Re: [RFC PATCH 20/28] IB/core: Introduce API for initializing a RW ctx from a DMA address

From: Logan Gunthorpe
Date: Thu Jun 20 2019 - 14:24:46 EST




On 2019-06-20 11:11 a.m., Jason Gunthorpe wrote:
> On Thu, Jun 20, 2019 at 10:59:44AM -0600, Logan Gunthorpe wrote:
>>
>>
>> On 2019-06-20 10:49 a.m., Jason Gunthorpe wrote:
>>> On Thu, Jun 20, 2019 at 10:12:32AM -0600, Logan Gunthorpe wrote:
>>>> Introduce rdma_rw_ctx_dma_init() and rdma_rw_ctx_dma_destroy() which
>>>> peform the same operation as rdma_rw_ctx_init() and
>>>> rdma_rw_ctx_destroy() respectively except they operate on a DMA
>>>> address and length instead of an SGL.
>>>>
>>>> This will be used for struct page-less P2PDMA, but there's also
>>>> been opinions expressed to migrate away from SGLs and struct
>>>> pages in the RDMA APIs and this will likely fit with that
>>>> effort.
>>>>
>>>> Signed-off-by: Logan Gunthorpe <logang@xxxxxxxxxxxx>
>>>> drivers/infiniband/core/rw.c | 74 ++++++++++++++++++++++++++++++------
>>>> include/rdma/rw.h | 6 +++
>>>> 2 files changed, 69 insertions(+), 11 deletions(-)
>>>>
>>>> diff --git a/drivers/infiniband/core/rw.c b/drivers/infiniband/core/rw.c
>>>> index 32ca8429eaae..cefa6b930bc8 100644
>>>> +++ b/drivers/infiniband/core/rw.c
>>>> @@ -319,6 +319,39 @@ int rdma_rw_ctx_init(struct rdma_rw_ctx *ctx, struct ib_qp *qp, u8 port_num,
>>>> }
>>>> EXPORT_SYMBOL(rdma_rw_ctx_init);
>>>>
>>>> +/**
>>>> + * rdma_rw_ctx_dma_init - initialize a RDMA READ/WRITE context from a
>>>> + * DMA address instead of SGL
>>>> + * @ctx: context to initialize
>>>> + * @qp: queue pair to operate on
>>>> + * @port_num: port num to which the connection is bound
>>>> + * @addr: DMA address to READ/WRITE from/to
>>>> + * @len: length of memory to operate on
>>>> + * @remote_addr:remote address to read/write (relative to @rkey)
>>>> + * @rkey: remote key to operate on
>>>> + * @dir: %DMA_TO_DEVICE for RDMA WRITE, %DMA_FROM_DEVICE for RDMA READ
>>>> + *
>>>> + * Returns the number of WQEs that will be needed on the workqueue if
>>>> + * successful, or a negative error code.
>>>> + */
>>>> +int rdma_rw_ctx_dma_init(struct rdma_rw_ctx *ctx, struct ib_qp *qp,
>>>> + u8 port_num, dma_addr_t addr, u32 len, u64 remote_addr,
>>>> + u32 rkey, enum dma_data_direction dir)
>>>
>>> Why not keep the same basic signature here but replace the scatterlist
>>> with the dma vec ?
>>
>> Could do. At the moment, I had no need for dma_vec in this interface.
>
> I think that is because you only did nvme not srp/iser :)

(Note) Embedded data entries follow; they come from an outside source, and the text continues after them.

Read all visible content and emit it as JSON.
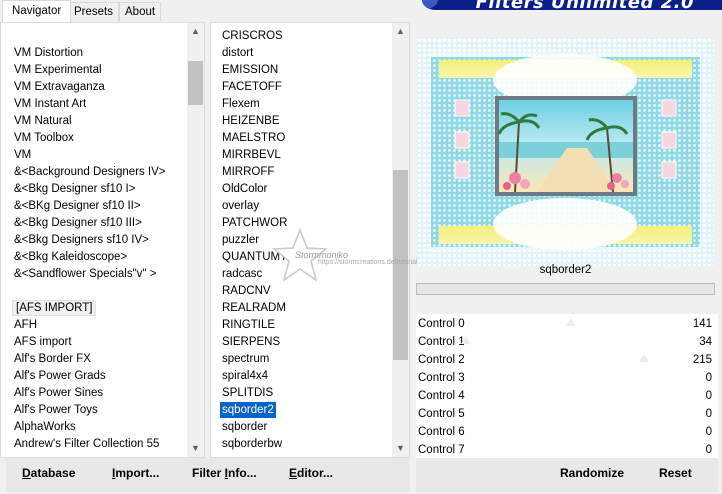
{
  "tabs": [
    {
      "label": "Navigator",
      "active": true
    },
    {
      "label": "Presets",
      "active": false
    },
    {
      "label": "About",
      "active": false
    }
  ],
  "app_title": "Filters Unlimited 2.0",
  "categories": [
    "VM Distortion",
    "VM Experimental",
    "VM Extravaganza",
    "VM Instant Art",
    "VM Natural",
    "VM Toolbox",
    "VM",
    "&<Background Designers IV>",
    "&<Bkg Designer sf10 I>",
    "&<BKg Designer sf10 II>",
    "&<Bkg Designer sf10 III>",
    "&<Bkg Designers sf10 IV>",
    "&<Bkg Kaleidoscope>",
    "&<Sandflower Specials\"v\" >",
    "",
    "[AFS IMPORT]",
    "AFH",
    "AFS import",
    "Alf's Border FX",
    "Alf's Power Grads",
    "Alf's Power Sines",
    "Alf's Power Toys",
    "AlphaWorks",
    "Andrew's Filter Collection 55"
  ],
  "categories_selected": "[AFS IMPORT]",
  "filters": [
    "CRISCROS",
    "distort",
    "EMISSION",
    "FACETOFF",
    "Flexem",
    "HEIZENBE",
    "MAELSTRO",
    "MIRRBEVL",
    "MIRROFF",
    "OldColor",
    "overlay",
    "PATCHWOR",
    "puzzler",
    "QUANTUMT",
    "radcasc",
    "RADCNV",
    "REALRADM",
    "RINGTILE",
    "SIERPENS",
    "spectrum",
    "spiral4x4",
    "SPLITDIS",
    "sqborder2",
    "sqborder",
    "sqborderbw"
  ],
  "filters_selected": "sqborder2",
  "scroll": {
    "left_position": 0.06,
    "mid_position": 0.62
  },
  "filter_name": "sqborder2",
  "controls": [
    {
      "label": "Control 0",
      "value": "141",
      "level": 0.553
    },
    {
      "label": "Control 1",
      "value": "34",
      "level": 0.133
    },
    {
      "label": "Control 2",
      "value": "215",
      "level": 0.843
    },
    {
      "label": "Control 3",
      "value": "0",
      "level": 0
    },
    {
      "label": "Control 4",
      "value": "0",
      "level": 0
    },
    {
      "label": "Control 5",
      "value": "0",
      "level": 0
    },
    {
      "label": "Control 6",
      "value": "0",
      "level": 0
    },
    {
      "label": "Control 7",
      "value": "0",
      "level": 0
    }
  ],
  "buttons": {
    "database": {
      "first": "D",
      "rest": "atabase"
    },
    "import": {
      "first": "I",
      "rest": "mport..."
    },
    "filter_info": {
      "first": "Filter ",
      "ul": "I",
      "rest": "nfo..."
    },
    "editor": {
      "first": "E",
      "rest": "ditor..."
    },
    "randomize": "Randomize",
    "reset": "Reset"
  },
  "watermark": {
    "text": "Stormmoniko",
    "url": "https://stormcreations.de/tutorials/en.de/"
  },
  "colors": {
    "selection": "#0a64c6",
    "title_band": "#0b1f8a"
  },
  "icons": {
    "scroll_up": "▲",
    "scroll_down": "▼"
  }
}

I'm not sure that's true at least for the P2P case. With P2P we are able
to allocate one continuous region of memory for each transaction. It
would be quite weird to allocate multiple regions for a single transaction.

>>>> +{
>>>> + struct scatterlist sg;
>>>> +
>>>> + sg_dma_address(&sg) = addr;
>>>> + sg_dma_len(&sg) = len;
>>>
>>> This needs to fail if the driver is one of the few that require
>>> struct page to work..
>>
>> Yes, right. Currently P2PDMA checks for the use of dma_virt_ops. And
>> that probably should also be done here. But is that sufficient? You're
>> probably right that it'll take an audit of the RDMA tree to sort that out.
>
> For this purpose I'd be fine if you added a flag to the struct
> ib_device_ops that is set on drivers that we know are OK.. We can make
> that list bigger over time.

Ok, that would mirror what we did for the block layer. I'll look at
doing something like that in the near future.

Thanks,

Logan